Apartıman Yeniköy’ü nasıl tanımlarsınız?
Çerçevesi önceden belirlenmiş bir proje olmadı. İlk günden beri kendi yaşam alanımıza davet eder bir doğallığı olmasını önemsedik. İstanbul’un içinde de olsa doğayla bağını koparmadan bir şeyler yapabilme çabasında.
Apartıman’da ağabeyiniz Murat Kazdal ile birliktesiniz. Nasıl bir iş bölümünüz var? Çatıştığınız noktalar oluyor mu?
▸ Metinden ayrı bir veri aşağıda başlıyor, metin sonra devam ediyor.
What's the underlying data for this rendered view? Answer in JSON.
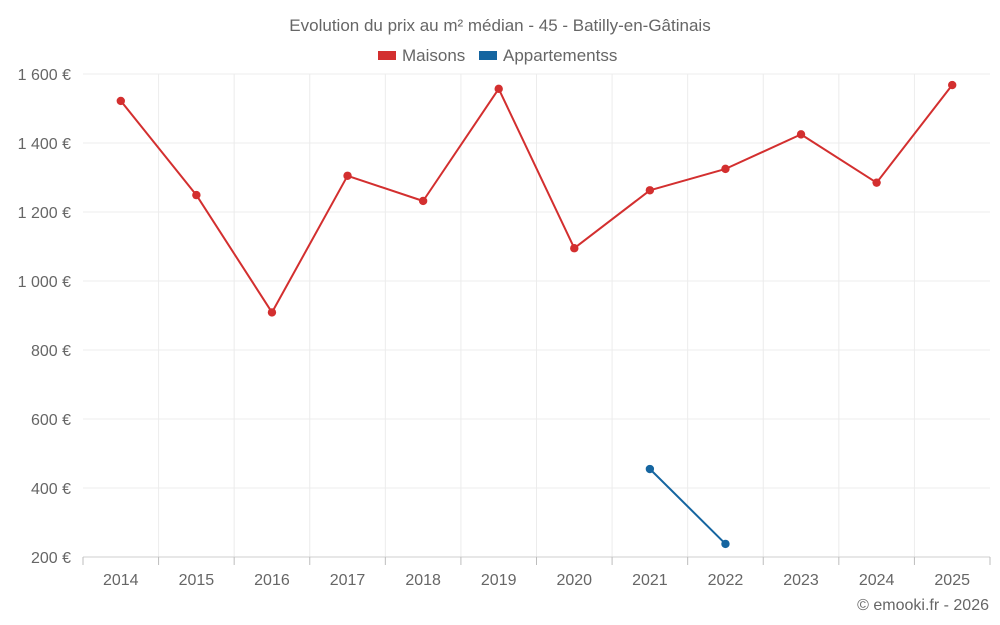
{
  "chart_data": {
    "type": "line",
    "title": "Evolution du prix au m² médian - 45 - Batilly-en-Gâtinais",
    "categories": [
      "2014",
      "2015",
      "2016",
      "2017",
      "2018",
      "2019",
      "2020",
      "2021",
      "2022",
      "2023",
      "2024",
      "2025"
    ],
    "series": [
      {
        "name": "Maisons",
        "color": "#d32f2f",
        "values": [
          1522,
          1249,
          909,
          1305,
          1232,
          1557,
          1095,
          1263,
          1325,
          1425,
          1285,
          1568
        ]
      },
      {
        "name": "Appartementss",
        "color": "#1565a0",
        "values": [
          null,
          null,
          null,
          null,
          null,
          null,
          null,
          455,
          238,
          null,
          null,
          null
        ]
      }
    ],
    "ylim": [
      200,
      1600
    ],
    "yticks": [
      200,
      400,
      600,
      800,
      1000,
      1200,
      1400,
      1600
    ],
    "ytick_labels": [
      "200 €",
      "400 €",
      "600 €",
      "800 €",
      "1 000 €",
      "1 200 €",
      "1 400 €",
      "1 600 €"
    ],
    "xlabel": "",
    "ylabel": "",
    "grid": true,
    "legend_position": "top-center",
    "credit": "© emooki.fr - 2026"
  }
}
Birbirimizi tamamladığımız, benim mutfak ve mutfak ekibiyle, onun bar ve servis ekibiyle ilgilendiği bir iş bölümü. Yine iç içe ama prensipte sorumluluk alanlarını böldüğümüz bir sistem. Çatışmak demeyelim de, fikir fırtınalarımızın sonunda ‘tartışmasız’ güzel yerlere varıyoruz.
Gelecek hedeflerinizde neler var? Önümüzdeki seneler için, doğanın nabzında, üreterek, is kokarak yaşamakla, dünyayı keşfederek yaşamak arasında bölünen hayallerim var.